1. Three Excerpts from Kleinzeit

    In memoriam Russel Hoban.

    When Orpheus remembered himself, said Hospital, he came together so harmoniously that he began to play his lute and sing with immense power and beauty. No one had ever heard the like of it. Trees and all that, you know, rocks even, they simply picked themselves up and moved to where he was. Sometimes you couldn’t see Orpheus for the rocks and trees around him. He was tuned into the big vibrations, you see, he and the grains of sand and the cloud particles and the colours of the spectrum all vibrating together. And of course it made him a tremendous lover. Krishna with the cowgirls was nothing compared to what Orpheus was.

    What about Eurydice? said Kleinzeit. How’d they meet? I don’t think that’s told in any of the stories. All I know is that she went to the Underworld after she died of a snakebite.

    More schoolboy rubbish, said Hospital. Orpheus met Eurydice when he got to the inside of things. Eurydice was there because that was where she lived. She didn’t have to get bitten by a snake to go there. With the power of his harmony Orpheus penetrated the world, got to the inside of things, the place under places. Underworld, if you like to call it that. And that’s where he found Eurydice, the female element complementary to himself. She was Yin, he was Yang. What could be simpler.

    If Underworld was where she lived why did he try to get her out of it? said Kleinzeit.

    Ah, said Hospital. There you have the essence of the Orphic conflict. That’s why Orpheus became what he is, always in the present, never in the past. That’s why that dogged blind head is always swimming across the ocean to the river mouth.

    Why? said Kleinzeit. What was the conflict?

    Orpheus cannot be content at the inside of things, at the place under the places, said Hospital. His harmony has brought him to the stillness and the calm at the centre and he cannot abide it. Nirvana is not his cup of tea. He wants to get back outside, wants that action with the rocks and trees again, wants to be seen with Eurydice at posh restaurants and all that. Naturally he loses her. She can’t go outside any more than he can stay inside.

    He didn’t lose her because he looked back? said Kleinzeit.

    That’s the sort of thing that gets put into a story of course, said Hospital. But looking back or not looking back wouldn’t have made any difference.

    What happened then? said Kleinzeit.

    It just goes round again, said Hospital. Orpheus mourns, mopes about, won’t go to parties any more, won’t make love with the local women, they say he’s queer, one thing leads to another, they tear him apart, and there’s the head going down the river again, heading for Lesbos.

    What does it all mean? said Kleinzeit.

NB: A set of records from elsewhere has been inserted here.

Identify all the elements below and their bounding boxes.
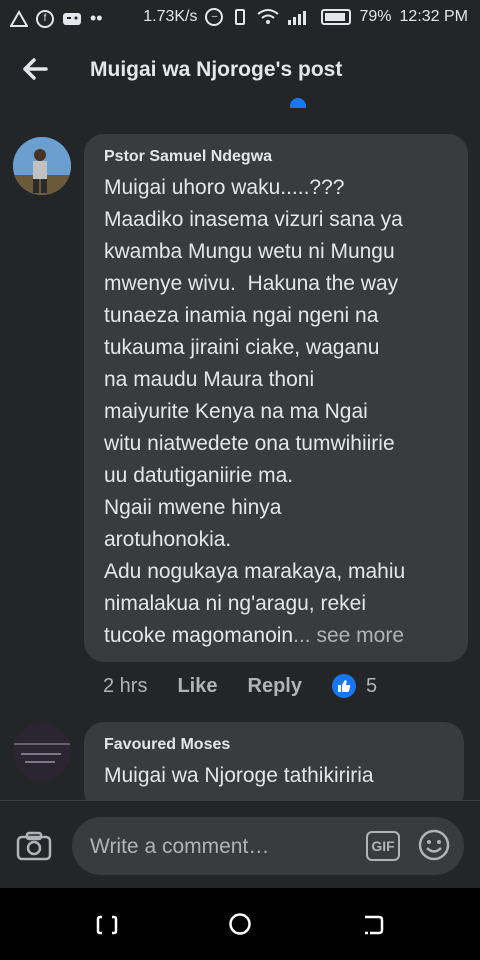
comment-input[interactable] [88, 817, 352, 877]
more-notifications-icon: •• [90, 8, 103, 28]
recent-apps-icon[interactable] [96, 914, 118, 936]
dnd-icon: – [205, 8, 224, 26]
reaction-count[interactable]: 5 [366, 675, 377, 698]
thumbs-up-icon[interactable] [331, 674, 356, 698]
signal-icon [288, 11, 307, 25]
status-bar-right: 1.73K/s – 79% 12:32 PM [143, 8, 468, 26]
vibrate-icon [235, 9, 246, 25]
battery-icon [321, 9, 352, 25]
like-button[interactable]: Like [177, 675, 217, 698]
comment-input-wrapper[interactable]: GIF [72, 817, 464, 877]
home-icon[interactable] [228, 912, 252, 936]
comment-actions: 2 hrs Like Reply 5 [103, 674, 407, 698]
comment-text: Muigai uhoro waku.....??? Maadiko inasem… [104, 172, 448, 652]
comment-author[interactable]: Pstor Samuel Ndegwa [104, 148, 448, 166]
previous-comment-remnant [140, 98, 400, 108]
comment-timestamp: 2 hrs [103, 674, 148, 697]
comment-author[interactable]: Favoured Moses [104, 736, 444, 754]
back-arrow-icon[interactable] [22, 56, 48, 82]
network-speed: 1.73K/s [143, 8, 198, 25]
facebook-notification-icon: f [36, 9, 54, 28]
see-more-link[interactable]: ... see more [293, 624, 404, 647]
avatar[interactable] [13, 723, 71, 781]
system-navigation-bar [0, 888, 480, 960]
camera-icon[interactable] [16, 831, 52, 861]
warning-icon [10, 9, 28, 27]
comment-body: Muigai wa Njoroge tathikiriria [104, 764, 374, 787]
comment-bubble[interactable]: Pstor Samuel Ndegwa Muigai uhoro waku...… [84, 134, 468, 662]
avatar[interactable] [13, 137, 71, 195]
battery-level: 79% [359, 8, 392, 25]
comment-body: Muigai uhoro waku.....??? Maadiko inasem… [104, 176, 406, 647]
avatar-photo [13, 723, 71, 781]
page-title: Muigai wa Njoroge's post [90, 58, 343, 81]
status-bar: f •• 1.73K/s – 79% 12:32 PM [0, 0, 480, 36]
emoji-icon[interactable] [418, 829, 450, 861]
game-controller-icon [63, 12, 81, 25]
comment-composer: GIF [0, 800, 480, 889]
app-bar: Muigai wa Njoroge's post [0, 36, 480, 106]
reply-button[interactable]: Reply [248, 675, 302, 698]
clock: 12:32 PM [399, 8, 468, 25]
wifi-icon [257, 9, 280, 24]
avatar-photo [13, 137, 71, 195]
status-bar-left-icons: f •• [10, 8, 103, 29]
comment-bubble[interactable]: Favoured Moses Muigai wa Njoroge tathiki… [84, 722, 464, 812]
gif-button[interactable]: GIF [366, 831, 400, 861]
back-nav-icon[interactable] [362, 914, 384, 936]
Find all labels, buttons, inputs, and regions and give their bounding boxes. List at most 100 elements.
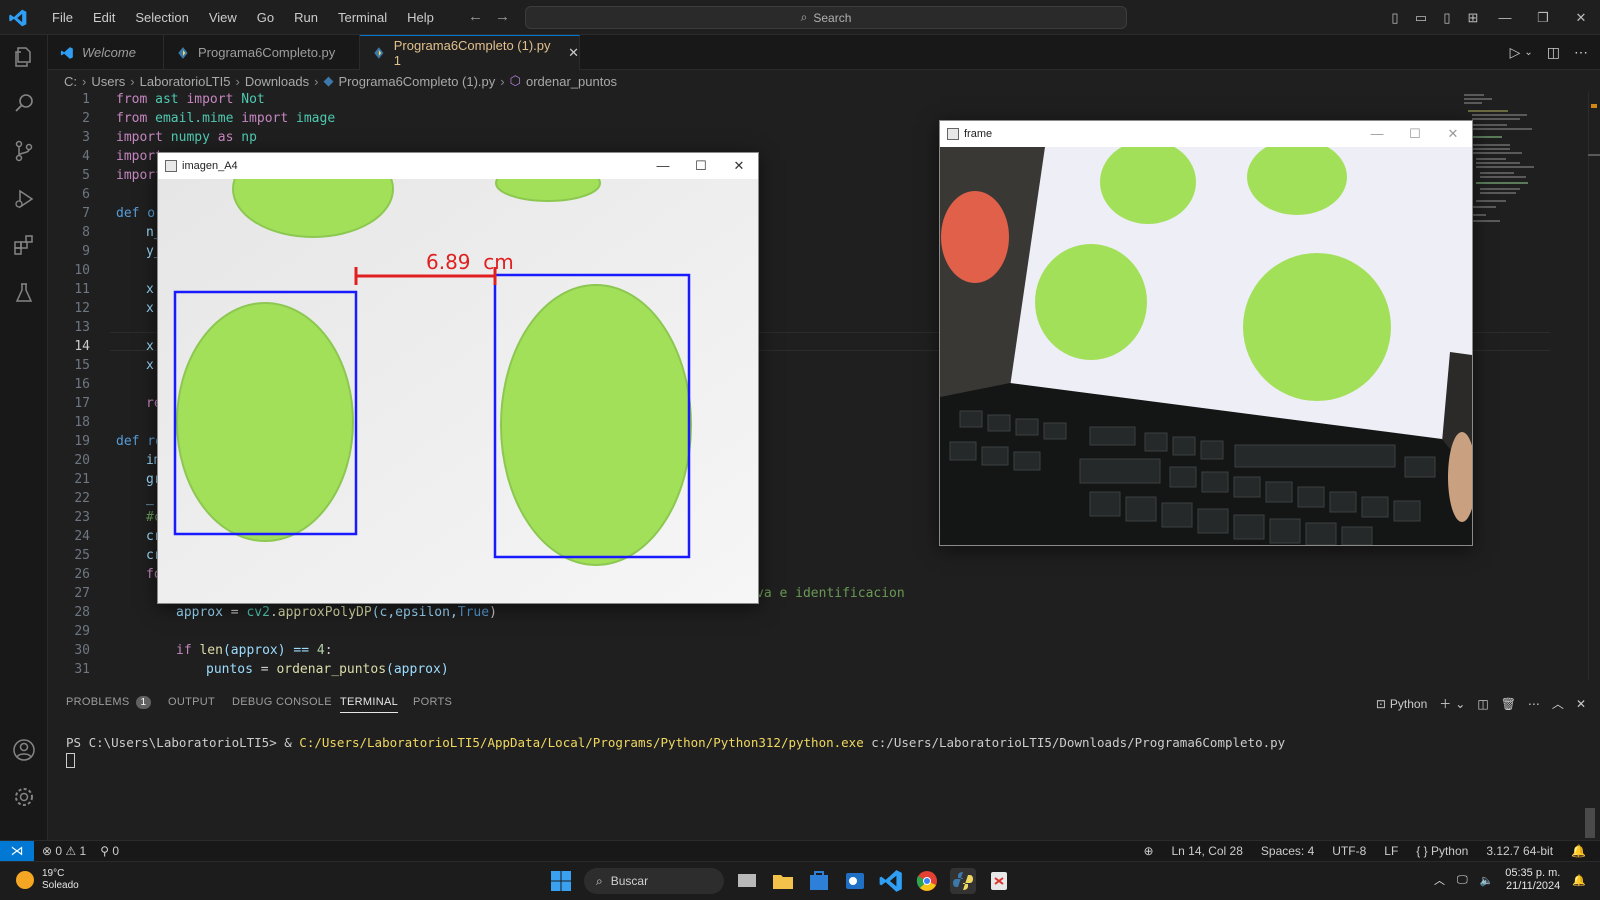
windows-taskbar: 19°C Soleado ⌕ Buscar ︿ 🖵 🔈 05:35 p. m. … bbox=[0, 861, 1600, 900]
clock[interactable]: 05:35 p. m. 21/11/2024 bbox=[1505, 867, 1560, 893]
symbol-method-icon: ⬡ bbox=[509, 73, 521, 88]
vscode-icon[interactable] bbox=[878, 868, 904, 894]
trash-icon[interactable]: 🗑 bbox=[1501, 697, 1516, 711]
problems-status[interactable]: ⊗ 0 ⚠ 1 bbox=[42, 844, 86, 858]
maximize-panel-icon[interactable]: ︿ bbox=[1552, 695, 1564, 712]
more-actions-icon[interactable]: ⋯ bbox=[1528, 697, 1540, 711]
toggle-sidebar-icon[interactable]: ▯ bbox=[1382, 10, 1408, 26]
toggle-panel-icon[interactable]: ▭ bbox=[1408, 10, 1434, 26]
menu-run[interactable]: Run bbox=[284, 10, 328, 25]
menu-edit[interactable]: Edit bbox=[83, 10, 125, 25]
taskbar-search[interactable]: ⌕ Buscar bbox=[584, 868, 724, 894]
python-interpreter[interactable]: 3.12.7 64-bit bbox=[1486, 844, 1553, 858]
frame-window[interactable]: frame — ☐ ✕ bbox=[939, 120, 1473, 546]
microsoft-store-icon[interactable] bbox=[806, 868, 832, 894]
notifications-bell-icon[interactable]: 🔔 bbox=[1572, 874, 1586, 887]
ports-status[interactable]: ⚲ 0 bbox=[100, 844, 119, 858]
panel-tab-bar: PROBLEMS 1 OUTPUT DEBUG CONSOLE TERMINAL … bbox=[48, 690, 1600, 714]
close-tab-icon[interactable]: ✕ bbox=[568, 45, 579, 61]
network-icon[interactable]: 🖵 bbox=[1457, 874, 1468, 887]
split-terminal-icon[interactable]: ◫ bbox=[1477, 697, 1488, 711]
run-debug-icon[interactable] bbox=[12, 187, 36, 211]
search-icon[interactable] bbox=[12, 91, 36, 115]
tab-debug-console[interactable]: DEBUG CONSOLE bbox=[232, 696, 332, 708]
chrome-icon[interactable] bbox=[914, 868, 940, 894]
chevron-up-icon[interactable]: ︿ bbox=[1434, 872, 1445, 888]
maximize-window-button[interactable]: ☐ bbox=[1396, 121, 1434, 147]
cursor-position[interactable]: Ln 14, Col 28 bbox=[1172, 844, 1243, 858]
terminal-shell-label[interactable]: Python bbox=[1390, 697, 1427, 711]
minimize-window-button[interactable]: — bbox=[1358, 121, 1396, 147]
run-python-file-icon[interactable]: ▷ bbox=[1510, 44, 1521, 61]
windows-start-icon[interactable] bbox=[548, 868, 574, 894]
imagen-a4-window[interactable]: imagen_A4 — ☐ ✕ 6.89 cm bbox=[157, 152, 759, 604]
source-control-icon[interactable] bbox=[12, 139, 36, 163]
menu-go[interactable]: Go bbox=[247, 10, 284, 25]
end-of-line[interactable]: LF bbox=[1384, 844, 1398, 858]
back-arrow-icon[interactable]: ← bbox=[468, 8, 483, 25]
chevron-down-icon[interactable]: ⌄ bbox=[1524, 47, 1532, 61]
remote-indicator-icon[interactable]: ⋊ bbox=[0, 841, 34, 862]
menu-selection[interactable]: Selection bbox=[125, 10, 198, 25]
settings-gear-icon[interactable] bbox=[12, 785, 36, 809]
breadcrumb-item[interactable]: Users bbox=[91, 74, 125, 89]
python-app-icon[interactable] bbox=[950, 868, 976, 894]
close-window-button[interactable]: ✕ bbox=[1562, 10, 1600, 26]
restore-window-button[interactable]: ❐ bbox=[1524, 10, 1562, 26]
maximize-window-button[interactable]: ☐ bbox=[682, 153, 720, 179]
activity-bar bbox=[0, 35, 48, 840]
split-editor-icon[interactable]: ◫ bbox=[1547, 44, 1560, 61]
minimap[interactable] bbox=[1462, 92, 1557, 242]
command-center-search[interactable]: ⌕ Search bbox=[525, 6, 1127, 29]
tab-programa6completo[interactable]: Programa6Completo.py bbox=[164, 35, 360, 70]
breadcrumb-item[interactable]: LaboratorioLTI5 bbox=[140, 74, 231, 89]
outlook-icon[interactable] bbox=[842, 868, 868, 894]
accounts-icon[interactable] bbox=[12, 738, 36, 762]
notifications-bell-icon[interactable]: 🔔 bbox=[1571, 844, 1586, 858]
toggle-secondary-sidebar-icon[interactable]: ▯ bbox=[1434, 10, 1460, 26]
menu-terminal[interactable]: Terminal bbox=[328, 10, 397, 25]
forward-arrow-icon[interactable]: → bbox=[495, 8, 510, 25]
breadcrumb-item[interactable]: ordenar_puntos bbox=[526, 74, 617, 89]
breadcrumb-item[interactable]: Programa6Completo (1).py bbox=[338, 74, 495, 89]
explorer-icon[interactable] bbox=[12, 45, 36, 69]
new-terminal-icon[interactable]: ＋ bbox=[1439, 695, 1451, 712]
volume-icon[interactable]: 🔈 bbox=[1480, 874, 1494, 887]
tab-terminal[interactable]: TERMINAL bbox=[340, 696, 399, 713]
close-window-button[interactable]: ✕ bbox=[1434, 121, 1472, 147]
more-actions-icon[interactable]: ⋯ bbox=[1574, 44, 1588, 61]
line-number: 18 bbox=[74, 415, 90, 430]
file-explorer-icon[interactable] bbox=[770, 868, 796, 894]
snipping-tool-icon[interactable] bbox=[986, 868, 1012, 894]
menu-view[interactable]: View bbox=[199, 10, 247, 25]
breadcrumb-item[interactable]: Downloads bbox=[245, 74, 309, 89]
minimize-window-button[interactable]: — bbox=[644, 153, 682, 179]
editor-scrollbar[interactable] bbox=[1588, 92, 1600, 680]
customize-layout-icon[interactable]: ⊞ bbox=[1460, 10, 1486, 26]
encoding[interactable]: UTF-8 bbox=[1332, 844, 1366, 858]
tab-ports[interactable]: PORTS bbox=[413, 696, 452, 708]
close-panel-icon[interactable]: ✕ bbox=[1576, 697, 1586, 711]
language-mode[interactable]: { } Python bbox=[1416, 844, 1468, 858]
close-window-button[interactable]: ✕ bbox=[720, 153, 758, 179]
extensions-icon[interactable] bbox=[12, 233, 36, 257]
terminal-output[interactable]: PS C:\Users\LaboratorioLTI5> & C:/Users/… bbox=[66, 735, 1285, 750]
testing-icon[interactable] bbox=[12, 281, 36, 305]
minimize-window-button[interactable]: — bbox=[1486, 10, 1524, 25]
tab-output[interactable]: OUTPUT bbox=[168, 696, 215, 708]
tab-problems[interactable]: PROBLEMS 1 bbox=[66, 696, 152, 709]
terminal-scrollbar[interactable] bbox=[1585, 808, 1595, 838]
menu-file[interactable]: File bbox=[42, 10, 83, 25]
chevron-down-icon[interactable]: ⌄ bbox=[1455, 697, 1465, 711]
weather-widget[interactable]: 19°C Soleado bbox=[16, 868, 79, 892]
tab-welcome[interactable]: Welcome bbox=[48, 35, 164, 70]
tab-programa6completo-1[interactable]: Programa6Completo (1).py 1 ✕ bbox=[360, 35, 580, 70]
zoom-icon[interactable]: ⊕ bbox=[1143, 844, 1153, 858]
python-file-icon: ◆ bbox=[323, 73, 334, 88]
title-bar: File Edit Selection View Go Run Terminal… bbox=[0, 0, 1600, 35]
task-view-icon[interactable] bbox=[734, 868, 760, 894]
menu-help[interactable]: Help bbox=[397, 10, 444, 25]
indentation[interactable]: Spaces: 4 bbox=[1261, 844, 1314, 858]
breadcrumb-item[interactable]: C: bbox=[64, 74, 77, 89]
weather-condition: Soleado bbox=[42, 880, 79, 891]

    How can there be meaning? said Hospital. Meaning is a limit. There are no limits.

    pgs. 147-148

    As we were saying, all men are sick. Life is their sickness. Life is the original sickness of inanimate matter. All was well until matter messed itself about and came alive. Men are rotten clear through with being animate. Women on the other hand have not quite lost the health of the inanimate, the health of the deep stillness. They’re not quite so sick with life as men are. I’ll tell you something I didn’t tell Kleinzeit. The Thracian women didn’t tear Orpheus apart. He fell apart, keeps falling apart, will fall apart. Hell-bent on falling apart. Tiresome, though I admire his pluck I must say. A strong swimmer.

    pg. 150, Hospital to Sister

    There bloody isn’t any bare room. Empty rooms yes. Bare ones no. You ever seen a bare room? Curtain rods and clothes hangers jingling in the cupboard. Plastic things with that special kind of dirt that plastic things get on them. No end of gear. Carpet sweepers with no handles, plastic toilet-brush holders. Ever find a plastic toilet-brush holder in a plain deal table story? Try to make a room bare and in five minutes three-year-old cans of dried-up paint leap into the larder. From where? You’d thrown everything out. Old shoes you’ve worn one time fill up the cupboard, jackets you’re too fat for. Your arm grows weak sliding things along the bar that you’ll never wear again, and they won’t go away. Move out and they flop along after you tied up with string. Not alone like the young man at the plain deal table with the ordinary foolscap. Bloody awful really alone with yellow paper, tons of rubbish. And you think you’ve got answers coming to you. What a baby. You and your Ibsen and your Chekhov. Maybe the revolver in the drawer’s for another play, you ever think of that? You think your three acts are the only three bloody acts there are? Maybe you’re the revolver in somebody else’s play, eh? Never thought of that, did you. It’s all got to mean something to you. Do I ask you to explain anything to me? No. Because I’m a bleeding man and I’ll take my bleeding lumps and get on with whatever it is I’m getting on with. Got enough answers for your fruity buns?